D’autres auteurs sont également des cumulards, et pour de bonnes raisons compte tenu de la qualité de leurs textes: Jean-Luc Coatalem est dans le Renaudot et Nathacha Appanah dans le Renaudot et le Femina. "Le ciel est par-dessus le toit", roman très émouvant, dresse un magnifique personnage de femme, et c’est probablement le travail le plus abouti de cette autrice d’origine mauricienne. Elle était déjà dans la première sélection du Goncourt en 2016 avec "Tropique de la violence".
Une parité pas encore acquise
Il est à noter d’ailleurs que les membres du Jury Goncourt ont su réserver une place de choix à la littérature écrite par les femmes, puisque cette deuxième sélection compte cinq romanciers et quatre romancières, soit une parité presque parfaite.
Ce n’est pas vraiment le cas d’autres jurys, pas gênés aux entournures semble-t-il d’ignorer avec superbe les travaux des romancières.

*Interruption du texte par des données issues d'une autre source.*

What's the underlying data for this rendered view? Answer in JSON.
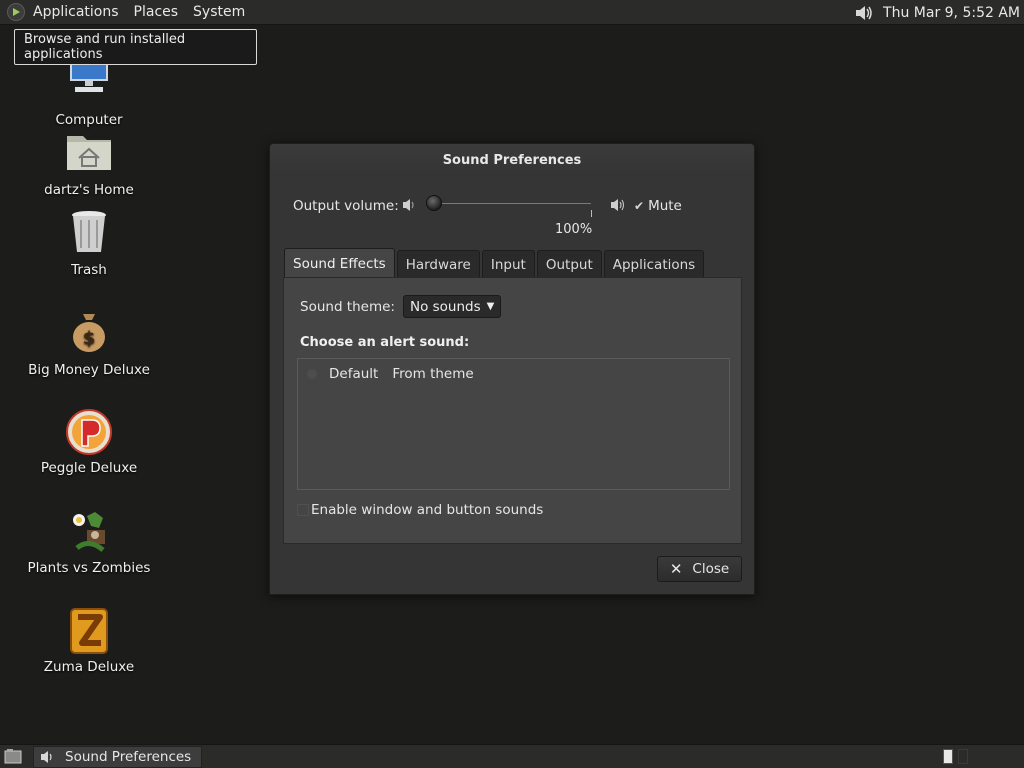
{
  "top_panel": {
    "menus": [
      "Applications",
      "Places",
      "System"
    ],
    "clock": "Thu Mar  9,  5:52 AM",
    "tooltip": "Browse and run installed applications"
  },
  "desktop": {
    "icons": [
      {
        "label": "Computer",
        "icon": "computer-icon"
      },
      {
        "label": "dartz's Home",
        "icon": "home-folder-icon"
      },
      {
        "label": "Trash",
        "icon": "trash-icon"
      },
      {
        "label": "Big Money Deluxe",
        "icon": "money-bag-icon"
      },
      {
        "label": "Peggle Deluxe",
        "icon": "peggle-icon"
      },
      {
        "label": "Plants vs Zombies",
        "icon": "plants-vs-zombies-icon"
      },
      {
        "label": "Zuma Deluxe",
        "icon": "zuma-icon"
      }
    ]
  },
  "dialog": {
    "title": "Sound Preferences",
    "output_volume_label": "Output volume:",
    "volume_percent_text": "100%",
    "volume_level": 0.0,
    "mute_label": "Mute",
    "mute_checked": true,
    "tabs": [
      "Sound Effects",
      "Hardware",
      "Input",
      "Output",
      "Applications"
    ],
    "active_tab": "Sound Effects",
    "sound_theme_label": "Sound theme:",
    "sound_theme_value": "No sounds",
    "alert_heading": "Choose an alert sound:",
    "alert_sounds": [
      {
        "name": "Default",
        "source": "From theme"
      }
    ],
    "enable_sounds_label": "Enable window and button sounds",
    "close_label": "Close"
  },
  "bottom_panel": {
    "task_label": "Sound Preferences"
  }
}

Jugez plutôt, la semaine dernière, l’Interallié a dévoilé sa première sélection, composée de onze hommes et deux femmes.
Peu avant, Le Renaudot affichait onze hommes pour cinq femmes à son compteur. Pour l’instant seul le Femina (dont le jury, faut-il le rappeler, est exclusivement composé de femmes) a réussi à obtenir la parité totale dans sa première sélection, avec huit hommes et huit femmes.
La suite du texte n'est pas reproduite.